Fahrman and his clan of murdering bastards however–NOT A CHANCE. He’s just using the jihad as window-dressing to something that he clearly thinks should have happened generations ago (except that it would have taken away from his own pleasure and satisfaction). The religious aspect is just a front for him, and a thin one at that.
I wonder if Raimahn & Co. will stay put or if they will go elsewhere now that the Trace is effectively closed. Seems like they came a long way with much difficulty just to “deliver a message.” Will they attack/go on the offensive even though the Trace is closed?

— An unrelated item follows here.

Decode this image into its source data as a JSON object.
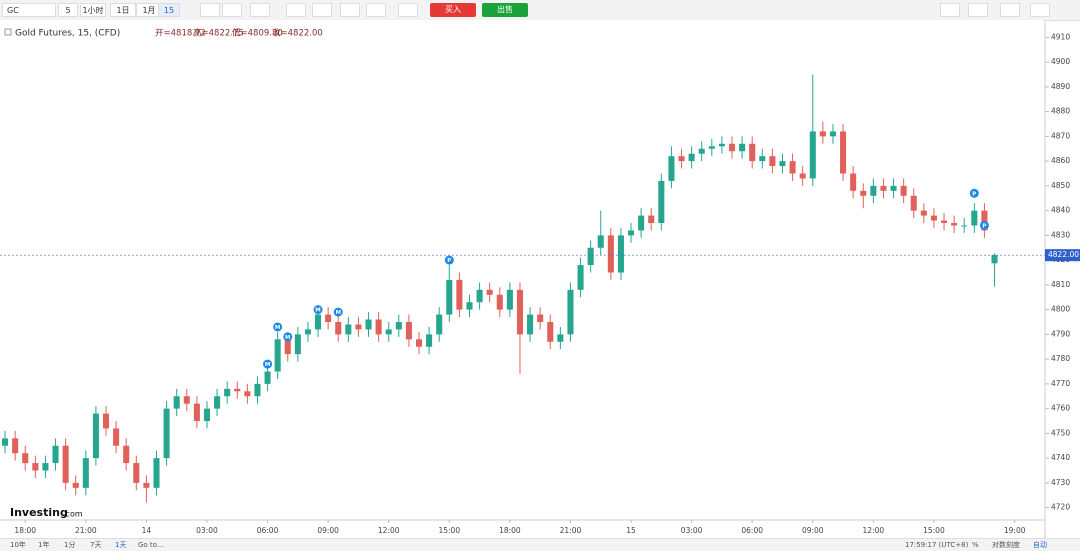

Unless they have another mission in the area to carry out, it doesn’t make sense to stay there. They might go on the offensive, but they have to avoid overtaxing their supply lines.
I meant to say “they might go on the offensive in another location in Glacierheart”. I’m sure there are plenty of TLs who need to be killed or otherwise persuaded to see the error of their ways.
I do have a problem with a line of explosives 1500 yards long. Even if that is a 20 lb charge every 100 yards, that is still one and a half tons of explosives. Seems like a lot for a group of troops at the long end of a supply line. OTOH, Frymahn and his people were a very high priority target, and this does, as suggested, send a message.
Also, according to my brief research, their fuse should burn no faster than 100 yards/second, taking 15 to 45 seconds to detonate all the charges.
I have to assume that anyone in the trace died. That left only Frymahn and a few others, if any. However, he was close enough to be seen by the riflemen, so it is at least possible he died. If not, he will probably try to lead the remaining 250 men somehow, but it is also possible that without a viable way to reach the Reformists, the “volunteers” may look for a better opportunity and leave him.
You are over estimating the size of the charges. I have watch 20 pound charges of home made powder fired from half a mile. I felt that I was too close. A couple a pounds each in a shell every 100 yards would work well. Also you are assuming that the quickmatch is shot in line. Instead assume a central firing point fanning out to all the charges. The quickmatch will take more powder than the bursting charges, but will also contribute to the over all blast.
Rob
How do you suppose Father Failyx is going to react to this?
badly
That’s pretty simple. The only thing to “react” to is that 118 men don’t return. So he’ll send his other 250 men to check it out–led by whatever of the local yokels are left.
Umm…while eating his FULL ration of food, and thanking Langhorne that there is now more to go around for the poor starving sinners around him.
All that we’re really hearing here is that the TL won’t be coming through Glacierheart.
The TL won’t be coming through Glacierheart until late spring, when most of the snow melts.
And when they come through, I hope the “Good Guys” have several nasty surprises waiting to greet them.